Impressed with the depth of coverage. I especially liked the section on network policies. Our company is a bit small, but this is great for scaling up.
4|I’m a junior engineer, and this guide has cleared up a lot of confusion for me. I was particularly unsure about RBAC permissions. Thanks!
6|The practical examples with real-world scenarios were a game-changer. I’ve been using Kubernetes for a year and still had gaps in my understanding.
I’m skeptical about hardening in version 1.33, but this article made a compelling case. We’re in the financial sector, and security is our number one priority.
9|Just read through and found it very comprehensive. I manage our Kubernetes clusters, and it’ll help us in the next review. I work at a mid-size IT company.

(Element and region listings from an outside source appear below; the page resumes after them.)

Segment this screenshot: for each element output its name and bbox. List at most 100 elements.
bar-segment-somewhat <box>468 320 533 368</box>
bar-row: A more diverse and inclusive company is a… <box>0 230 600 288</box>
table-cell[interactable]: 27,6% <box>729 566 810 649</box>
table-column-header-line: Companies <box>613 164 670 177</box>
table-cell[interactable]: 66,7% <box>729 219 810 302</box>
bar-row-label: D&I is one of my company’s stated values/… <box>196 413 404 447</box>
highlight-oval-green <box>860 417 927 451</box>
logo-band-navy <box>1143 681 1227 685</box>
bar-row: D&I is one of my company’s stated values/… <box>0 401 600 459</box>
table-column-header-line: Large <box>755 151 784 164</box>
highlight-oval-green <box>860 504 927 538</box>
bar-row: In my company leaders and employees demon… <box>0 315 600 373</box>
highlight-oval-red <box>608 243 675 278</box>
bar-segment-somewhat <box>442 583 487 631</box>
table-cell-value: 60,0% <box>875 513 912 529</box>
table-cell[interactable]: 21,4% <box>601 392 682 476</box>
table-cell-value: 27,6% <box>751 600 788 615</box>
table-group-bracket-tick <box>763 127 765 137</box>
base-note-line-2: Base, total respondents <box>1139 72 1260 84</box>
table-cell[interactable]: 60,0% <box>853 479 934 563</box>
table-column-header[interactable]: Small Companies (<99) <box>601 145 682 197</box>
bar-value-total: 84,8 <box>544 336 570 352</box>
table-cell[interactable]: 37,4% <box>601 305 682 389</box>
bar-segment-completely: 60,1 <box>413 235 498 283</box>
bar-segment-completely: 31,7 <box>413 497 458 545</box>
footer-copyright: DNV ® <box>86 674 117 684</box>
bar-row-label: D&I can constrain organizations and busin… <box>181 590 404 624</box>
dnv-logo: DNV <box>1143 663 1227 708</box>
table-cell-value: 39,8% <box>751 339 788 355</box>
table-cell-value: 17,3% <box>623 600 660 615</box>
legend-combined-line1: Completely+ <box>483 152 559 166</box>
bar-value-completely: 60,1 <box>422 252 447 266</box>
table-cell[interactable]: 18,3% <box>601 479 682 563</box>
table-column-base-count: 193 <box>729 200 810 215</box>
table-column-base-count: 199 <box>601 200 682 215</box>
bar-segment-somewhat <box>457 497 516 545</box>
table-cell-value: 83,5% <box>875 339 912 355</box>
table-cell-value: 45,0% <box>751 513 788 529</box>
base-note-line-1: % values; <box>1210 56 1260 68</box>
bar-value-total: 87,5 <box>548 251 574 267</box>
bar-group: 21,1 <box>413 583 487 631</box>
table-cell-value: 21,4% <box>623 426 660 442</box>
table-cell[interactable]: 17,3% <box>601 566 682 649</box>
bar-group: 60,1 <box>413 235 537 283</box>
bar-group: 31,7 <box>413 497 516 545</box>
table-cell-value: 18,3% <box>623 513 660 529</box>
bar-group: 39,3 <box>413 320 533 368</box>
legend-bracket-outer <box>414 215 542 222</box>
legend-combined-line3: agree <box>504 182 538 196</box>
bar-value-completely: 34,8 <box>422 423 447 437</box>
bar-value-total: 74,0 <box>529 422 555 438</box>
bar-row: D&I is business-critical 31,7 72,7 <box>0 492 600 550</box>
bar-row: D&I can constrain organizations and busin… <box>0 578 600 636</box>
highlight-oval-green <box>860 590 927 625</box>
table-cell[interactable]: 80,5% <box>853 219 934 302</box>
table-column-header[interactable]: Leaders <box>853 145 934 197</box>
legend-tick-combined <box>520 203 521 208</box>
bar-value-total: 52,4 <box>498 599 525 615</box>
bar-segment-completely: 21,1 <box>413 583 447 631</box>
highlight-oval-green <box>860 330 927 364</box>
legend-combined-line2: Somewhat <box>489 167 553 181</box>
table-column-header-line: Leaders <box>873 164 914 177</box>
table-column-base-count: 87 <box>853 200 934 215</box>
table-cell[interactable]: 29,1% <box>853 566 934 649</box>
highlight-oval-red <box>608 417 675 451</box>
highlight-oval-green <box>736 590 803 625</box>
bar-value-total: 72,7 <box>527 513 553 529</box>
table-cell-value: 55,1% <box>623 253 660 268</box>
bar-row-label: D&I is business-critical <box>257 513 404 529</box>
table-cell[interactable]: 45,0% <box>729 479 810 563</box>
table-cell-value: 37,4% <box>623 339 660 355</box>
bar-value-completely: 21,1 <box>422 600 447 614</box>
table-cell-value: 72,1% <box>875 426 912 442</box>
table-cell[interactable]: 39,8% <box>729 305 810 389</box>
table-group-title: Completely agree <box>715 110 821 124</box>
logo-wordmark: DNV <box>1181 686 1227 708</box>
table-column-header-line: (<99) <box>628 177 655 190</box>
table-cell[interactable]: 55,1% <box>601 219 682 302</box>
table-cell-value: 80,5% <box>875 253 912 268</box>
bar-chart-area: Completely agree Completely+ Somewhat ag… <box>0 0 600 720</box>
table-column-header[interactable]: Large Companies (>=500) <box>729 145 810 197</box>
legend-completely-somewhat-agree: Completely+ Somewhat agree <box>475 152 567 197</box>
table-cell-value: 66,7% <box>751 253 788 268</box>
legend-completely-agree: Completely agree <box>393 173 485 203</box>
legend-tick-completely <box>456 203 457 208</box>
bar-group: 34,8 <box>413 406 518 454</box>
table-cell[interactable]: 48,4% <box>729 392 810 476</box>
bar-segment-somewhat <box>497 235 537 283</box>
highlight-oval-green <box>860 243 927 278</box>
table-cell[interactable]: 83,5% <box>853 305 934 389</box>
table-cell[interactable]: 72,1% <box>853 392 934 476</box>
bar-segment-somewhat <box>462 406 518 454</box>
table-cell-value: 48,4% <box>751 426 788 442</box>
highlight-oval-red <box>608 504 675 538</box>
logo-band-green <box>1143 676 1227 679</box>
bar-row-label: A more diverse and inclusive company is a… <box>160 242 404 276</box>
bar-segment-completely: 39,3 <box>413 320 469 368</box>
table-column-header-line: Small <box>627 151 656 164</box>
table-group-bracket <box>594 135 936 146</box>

11|Great to see a focus on production clusters. I was working on hardening a cluster for a large-scale e-commerce project and these tips are very relevant.
13|This article has motivated me to revisit our Kubernetes setup. My current company is still using 1.20, and this upgrade seems like the next logical step.
15|One question – do you think the recommendations vary significantly between GKE and EKS? I’m planning a migration for my team.
17|I disagree with the emphasis on hardening. Shouldn’t we prioritize ease of use and deployment first? Especially in a startup, time is of the essence.
19|As a student, this guide is invaluable. I’m currently working on a project involving Kubernetes, and these insights are helping me shape my approach.
21|I appreciate the balance between technical and operational aspects. It’s not just about the code, but also about monitoring and incident response.
23|Our company has a mix of on-premises and cloud environments. This guide’s approach to hybrid clustering is something we need to consider.
25|Fantastic job! I found the section on using audit logs to be particularly insightful. We’re dealing with compliance requirements, and this could be a lifesaver.
27|I love the practical approach to hardening. It’s clear that a lot of real-world experience has gone into this. Our team is small, but we’ll implement these changes for sure.
I have a few more questions – any advice on integrating this with Prometheus and Grafana for enhanced monitoring?